The problem refuses to go away. No enduring or sustainable solution is in sight.

For this, the hawkers cannot be blamed. They are human beings who have to support themselves and their families. They receive no help or succour from government or non-government sources. The relentless pressure of burgeoning population is adding to their numbers. They have to find some way of eking out their existence.

Let us also acknowledge the social purpose they serve. It could not have been set out in a more telling fashion than in the following excerpt from a Supreme Court ruling: “If properly regulated according to the exigency of the circumstances, the small traders on the side walks can considerably add to the comfort and convenience of the general public, by making available ordinary articles of everyday use for a comparatively lesser price.

An ordinary person, not very affluent, while hurrying towards his home after a day’s work can pick up these articles without going out of his way to find a regular market. The right to carry on trade or business mentioned in Article 19(1)(g) of the Constitution, on street pavements, if properly regulated, cannot be denied on the ground that the streets are meant exclusively for passing or re-passing and no other use.”

The National Policy for Urban Street Vendors also echoes this: “The role played by the hawkers in the economy as also in the society needs to be given due credit but they are considered as unlawful entities and are subjected to continuous harassment by Police and civic authorities.”

Formidable challenge

In 1985, the Supreme Court had approved a scheme prepared by the Mumbai Municipal Corporation to regulate hawkers on the following lines:

Hawkers should do their hawking business only on an area of one metre by one metre on the footpath wherever it exists or on the extreme sides of the carriage way, in such a manner that the vehicular and pedestrian traffic is not obstructed and access to shops and residences is not blocked...

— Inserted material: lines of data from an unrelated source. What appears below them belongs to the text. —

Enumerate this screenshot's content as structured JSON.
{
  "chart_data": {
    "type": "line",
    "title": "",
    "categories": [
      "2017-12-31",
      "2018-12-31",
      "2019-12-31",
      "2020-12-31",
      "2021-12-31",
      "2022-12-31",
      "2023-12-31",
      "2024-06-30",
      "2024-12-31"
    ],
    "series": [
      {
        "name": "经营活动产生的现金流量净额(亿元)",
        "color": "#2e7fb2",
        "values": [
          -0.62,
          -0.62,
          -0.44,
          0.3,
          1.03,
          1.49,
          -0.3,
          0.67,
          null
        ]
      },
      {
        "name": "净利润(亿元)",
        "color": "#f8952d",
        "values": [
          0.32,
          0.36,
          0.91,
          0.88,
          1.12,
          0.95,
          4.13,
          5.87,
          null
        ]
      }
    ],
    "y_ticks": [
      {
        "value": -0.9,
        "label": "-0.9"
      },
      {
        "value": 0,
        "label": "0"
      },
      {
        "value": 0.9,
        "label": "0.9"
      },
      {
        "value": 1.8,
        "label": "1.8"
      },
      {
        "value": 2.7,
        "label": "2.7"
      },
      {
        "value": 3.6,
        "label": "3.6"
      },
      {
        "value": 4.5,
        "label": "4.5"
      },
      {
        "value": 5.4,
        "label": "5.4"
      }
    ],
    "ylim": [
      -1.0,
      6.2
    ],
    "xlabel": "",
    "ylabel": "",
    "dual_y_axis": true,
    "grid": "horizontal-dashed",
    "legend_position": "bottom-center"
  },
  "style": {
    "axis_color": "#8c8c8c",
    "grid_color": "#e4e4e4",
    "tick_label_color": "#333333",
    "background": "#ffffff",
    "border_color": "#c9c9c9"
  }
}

Hawkers should not put up any stall or place any table, stand or such other thing or erect any type of structure on the pitch on which they are conducting their business nor should they hawk on handcarts...

Hawkers should not hawk within 100 metres of any place of worship, educational institution or general hospital and within 150 metres of any Municipal or other market...

Hawkers should do their business only between 7 am and 10 pm on the day on which the prescribed daily fee is recovered...

The daily fee charged will not confer upon the hawker the right to do his business at any particular place.

These prescriptions offer a pragmatic framework to balance the right to livelihood of the hawkers with the right of pedestrians and road-users to adequate space for safe and easy movement.

In any case, what is clear is that the knee-jerk reflex of throwing them out time after time will not work.

Relocation in what to them are unfamiliar surroundings with uncertain demand for their wares is not also a practical option. They will come back since that is the only means of keeping their bodies and souls together.

It is a formidable challenge, no doubt, but the civil society can no longer burke taking the lead to meet it.